What takes its place may be a series of blanket limit rules—in which the EPA might eventually call for specific requirements on which technologies do or don’t work toward climate-change and CO2-reduction goals.
The ruling, as some were quick to point out—countering confusing early headlines that might have been written in anticipation of what some earlier in the week speculated was coming—does not specifically limit the EPA’s authority to fight climate change.
As such, the utilities that churn out pollution from coal, or rely almost entirely on natural gas, might continue to do so for a longer time, without the financial pressure to retire those coal plants if they meet the minimum emissions requirements.
Union of Concerned Scientists gasoline MPG equivalent for EVs, 2021
Further, there’s not as much of a guarantee that the rising tide will lift all—to put it in climate terms. The periodic national maps that the Union of Concerned Scientists puts out, effectively calculating the mile-per-gallon equivalent for your EV on a carbon basis, might become even more varied, depending on the power choices of each particular local or regional utility.
Where utilities have already made long-term commitments to shift to renewables, those EVs will keep getting cleaner; elsewhere, the change won’t happen so quickly. It’s far too early to go granular on what this might mean for individual utilities, but outside of pressure from ratepayers, companies, and regional politics, a great amount of urgency may have been lifted.

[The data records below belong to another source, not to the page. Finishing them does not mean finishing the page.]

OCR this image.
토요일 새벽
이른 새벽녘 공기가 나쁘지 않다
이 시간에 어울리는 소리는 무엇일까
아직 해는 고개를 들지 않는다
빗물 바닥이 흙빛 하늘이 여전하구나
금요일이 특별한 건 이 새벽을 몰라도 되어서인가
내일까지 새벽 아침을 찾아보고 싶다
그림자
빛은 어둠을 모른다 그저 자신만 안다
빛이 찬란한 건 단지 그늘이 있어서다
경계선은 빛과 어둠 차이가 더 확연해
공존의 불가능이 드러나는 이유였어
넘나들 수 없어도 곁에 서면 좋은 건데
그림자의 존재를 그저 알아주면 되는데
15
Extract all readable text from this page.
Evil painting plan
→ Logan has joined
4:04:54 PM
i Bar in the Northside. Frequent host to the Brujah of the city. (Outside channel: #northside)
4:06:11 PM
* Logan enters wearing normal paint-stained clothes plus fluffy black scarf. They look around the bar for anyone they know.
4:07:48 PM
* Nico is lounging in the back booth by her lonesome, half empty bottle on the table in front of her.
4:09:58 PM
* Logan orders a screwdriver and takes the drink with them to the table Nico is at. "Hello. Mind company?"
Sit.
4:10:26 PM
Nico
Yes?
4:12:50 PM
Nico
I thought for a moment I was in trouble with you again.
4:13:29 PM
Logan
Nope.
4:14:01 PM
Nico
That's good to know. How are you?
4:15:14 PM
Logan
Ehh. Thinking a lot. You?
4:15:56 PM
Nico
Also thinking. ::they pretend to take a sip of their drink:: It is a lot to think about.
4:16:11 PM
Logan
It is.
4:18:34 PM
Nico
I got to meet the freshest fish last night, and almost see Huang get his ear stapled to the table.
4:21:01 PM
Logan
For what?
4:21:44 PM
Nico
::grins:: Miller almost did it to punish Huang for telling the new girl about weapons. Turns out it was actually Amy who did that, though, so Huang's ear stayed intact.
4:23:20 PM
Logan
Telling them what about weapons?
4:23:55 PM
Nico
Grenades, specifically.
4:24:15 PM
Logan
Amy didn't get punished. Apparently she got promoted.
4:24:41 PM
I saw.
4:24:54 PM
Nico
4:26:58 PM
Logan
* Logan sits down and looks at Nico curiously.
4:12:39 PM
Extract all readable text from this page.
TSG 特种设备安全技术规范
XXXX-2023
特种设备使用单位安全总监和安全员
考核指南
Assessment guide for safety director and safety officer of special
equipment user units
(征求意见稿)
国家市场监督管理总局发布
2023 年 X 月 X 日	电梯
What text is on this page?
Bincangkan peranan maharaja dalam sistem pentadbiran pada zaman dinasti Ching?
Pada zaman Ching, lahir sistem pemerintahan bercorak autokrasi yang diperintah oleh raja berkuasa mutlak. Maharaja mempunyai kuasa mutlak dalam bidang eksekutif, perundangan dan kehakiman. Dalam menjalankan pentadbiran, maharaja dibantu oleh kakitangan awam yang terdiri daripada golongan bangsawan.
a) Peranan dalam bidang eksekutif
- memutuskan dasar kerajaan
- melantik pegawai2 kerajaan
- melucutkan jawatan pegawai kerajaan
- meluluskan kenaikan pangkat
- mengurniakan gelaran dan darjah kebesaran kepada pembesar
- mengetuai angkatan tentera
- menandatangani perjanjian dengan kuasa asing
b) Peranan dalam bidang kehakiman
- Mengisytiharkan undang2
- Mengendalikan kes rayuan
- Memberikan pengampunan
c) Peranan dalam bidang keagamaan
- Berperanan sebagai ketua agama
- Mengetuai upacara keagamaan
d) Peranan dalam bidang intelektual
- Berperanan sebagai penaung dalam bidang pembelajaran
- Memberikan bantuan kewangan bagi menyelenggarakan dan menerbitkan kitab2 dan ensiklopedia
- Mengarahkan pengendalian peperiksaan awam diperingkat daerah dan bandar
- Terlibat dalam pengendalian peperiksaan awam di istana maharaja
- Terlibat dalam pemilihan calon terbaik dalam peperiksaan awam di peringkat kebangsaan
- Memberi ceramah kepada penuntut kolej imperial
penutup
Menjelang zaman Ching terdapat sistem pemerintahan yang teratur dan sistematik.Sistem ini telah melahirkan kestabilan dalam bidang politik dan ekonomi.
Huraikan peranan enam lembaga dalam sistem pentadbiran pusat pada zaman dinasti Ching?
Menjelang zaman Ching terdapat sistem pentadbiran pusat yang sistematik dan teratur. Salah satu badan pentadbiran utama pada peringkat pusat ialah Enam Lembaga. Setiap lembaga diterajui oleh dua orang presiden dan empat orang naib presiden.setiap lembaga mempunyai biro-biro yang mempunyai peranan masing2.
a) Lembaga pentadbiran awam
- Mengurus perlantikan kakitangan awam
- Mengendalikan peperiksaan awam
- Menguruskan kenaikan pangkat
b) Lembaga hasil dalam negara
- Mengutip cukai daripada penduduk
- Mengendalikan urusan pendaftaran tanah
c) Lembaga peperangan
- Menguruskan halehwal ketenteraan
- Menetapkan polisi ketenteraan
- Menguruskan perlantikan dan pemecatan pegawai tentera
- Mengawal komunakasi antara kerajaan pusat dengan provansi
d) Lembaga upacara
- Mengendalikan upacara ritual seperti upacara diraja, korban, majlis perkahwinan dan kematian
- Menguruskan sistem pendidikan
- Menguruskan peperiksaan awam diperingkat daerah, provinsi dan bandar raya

As we reported last year, citing UCS data, the Ford F-150 Lightning has the well-to-wheels carbon footprint of an 85-mpg gasoline vehicle, and for more than 70% of the U.S. population, driving the Lightning will produce less than half the global warming emissions of the gasoline model. As of 2021, 97% live in an area where driving an EV produces fewer emissions than a 50-mpg gasoline car, according to UCS.
2022 Ford F-150 Lightning
The ruling is also at odds with a wide range of federal spending—such as the bipartisan infrastructure bill that designates $65 billion to upgrade the grid ahead of a push to renewables, and will send $7.5 billion for the deployment of EV charging stations.
The Sierra Club called the ruling “deeply disappointing and dangerous,” and noted that it “effectively eliminated the US Environmental Protection Agency’s most effective tool for reducing climate pollution from existing fossil fuel burning power plants.”
The EPA also does have the power to regulate what are called criteria pollutants—carbon monoxide, ozone, lead, nitrogen oxides, particulate matter, and sulfur dioxide—and it might potentially greatly tighten those standards to outmode coal plants and make them cost-prohibitive.
Establishing per-source carbon-emission limits will be a lot harder than anything market-based—and, as some pointed out, more expensive for taxpayers—and there will be many minor challenges along the way.
Electric power plant outside Ithaca, New York
But the support is there from the American public. The National Resources Defense Council (NRDC) pointed to a June 2022 study from NPR, the Robert Wood Foundation, and the Harvard T.H. Chan School of Public Health, noting that nearly 8 in 10 Americans support such limits for coal and gas power plants.
As a range of environmental organizations emphasized in reactions to the ruling, clean-energy and climate legislation is likely the most effective remedy.
“Congress must expeditiously enact robust and equitable clean energy and climate legislation,” said UCS president Johanna Chao Kreilick. “As the mounting toll borne by communities across the country and around the world makes clear, climate change is here, today, and there’s no time left to waste.”
And voting, this fall, for legislators that understand the urgency of climate action, has never been so important.